Russia has Caused a Refugee Crisis

The Age reports:

RUSSIAN forces divided Georgia into two yesterday before halting the military incursion – leaving George Bush head to head with Vladimir Putin, who has asserted his control over Russia and his own President. Last night Russian President Dmitry Medvedev announced that the military operation had ceased, just as French President Nicolas Sarkozy flew to Moscow for peace talks and the United Nations estimated that there were more than 100,000 refugees as a result of the conflict.

“The purpose of the operation has been achieved … the security of our peacekeeping forces and the civilian population has been restored,” Mr Medvedev said. “The aggressor has been punished and suffered significant losses.”

Troops, however, were not withdrawn. A senior Russian military commander, General Anatoly Nogovitsyn, said a ceasefire and a halt of advances into Georgia did not mean that operations would be scrapped.

The number of people displaced by the conflict has reached 100,000, the UN refugee agency said.

The UNHCR said numbers supplied by the Georgian and Russian governments indicated that about 30,000 South Ossetians had moved into North Ossetia and that up to 12,000 displaced were in South Ossetia itself.

A few thousand have fled south from South Ossetia into Georgia proper, while 56,000 people from the Gori region in Georgia have also been displaced, the UN High Commissioner for Refugees said, quoting figures from Georgian officials.

Earlier in New York at the United Nations, Russia’s ambassador, Vitaly Churkin, said Russia was intent on disabling Georgia’s military.

Mr Churkin denied occupying the city of Gori, which is largely deserted and had been bombed. But Georgia’s President Mikheil Saakashvili said Russian forces had occupied it, dividing the nation by closing its only east-west highway.

“Russia’s goal is to put an end to the existence of the Georgian state,” Mr Saakashvili said in a televised address to his nation.

Russian Prime Minister Mr Putin, in weekend comments previously unreported, made it clear Russia would act as it chose. “Russia has played a positive, stabilising role in the Caucasus for centuries … This is how it was in the past and this is how it is going to be in future. Let there be no doubt about this,” he said.

In Washington, at the White House Rose Garden, President Bush replied: “Russia has invaded a sovereign neighbouring state and threatens a democratic government elected by its people. Such an action is unacceptable in the 21st century. Russia’s Government must respect Georgia’s territorial integrity and sovereignty. The Russian Government must reverse the course it appears to be on.”
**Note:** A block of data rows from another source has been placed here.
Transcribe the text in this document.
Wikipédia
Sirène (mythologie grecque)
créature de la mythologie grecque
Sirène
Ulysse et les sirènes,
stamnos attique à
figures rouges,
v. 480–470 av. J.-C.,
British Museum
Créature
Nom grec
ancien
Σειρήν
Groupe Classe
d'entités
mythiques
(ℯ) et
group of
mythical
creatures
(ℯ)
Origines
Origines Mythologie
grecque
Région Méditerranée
He then moved into speculation. “It now appears that an effort may be under way to depose Georgia’s duly elected Government. I am deeply concerned by reports that Russian troops … are threatening Georgia’s capital of Tbilisi. There’s evidence that Russian forces may soon begin bombing the civilian airport in the capital city.”

Russian Foreign Minister Sergei Lavrov said Russia was not trying to remove Mr Saakashvili, but “it would be best if he left”.

Mr Bush’s statements put him at odds with what Mr Putin said hours earlier, when he maintained that his nation’s incursion was in defence of ethnic Russians being slaughtered by the Georgian army, which acted first.

“The very scale of this cynicism is astonishing,” Mr Putin said about Western politicians, accusing them of turning “white into black, black into white” and of blaming the victim. He was seconded by former Soviet leader Mikhail Gorbachev.

Hostilities started when Georgian troops moved last Friday into South Ossetia, a breakaway province. Claims emerged yesterday that Russia fired on Georgian villages first. Both sides allege “ethnic cleansing”.

Mr Putin is making decisions that could redraw the map of the Caucasus, and destroy relationships with the West.

If there were any doubts, the past week has confirmed that Mr Putin, who earlier this year became Prime Minister after eight years as president, is running Russia, not his successor, President Medvedev.

The constitution banned Mr Putin from running for a third term; instead he is running the nation from the lower position of prime minister.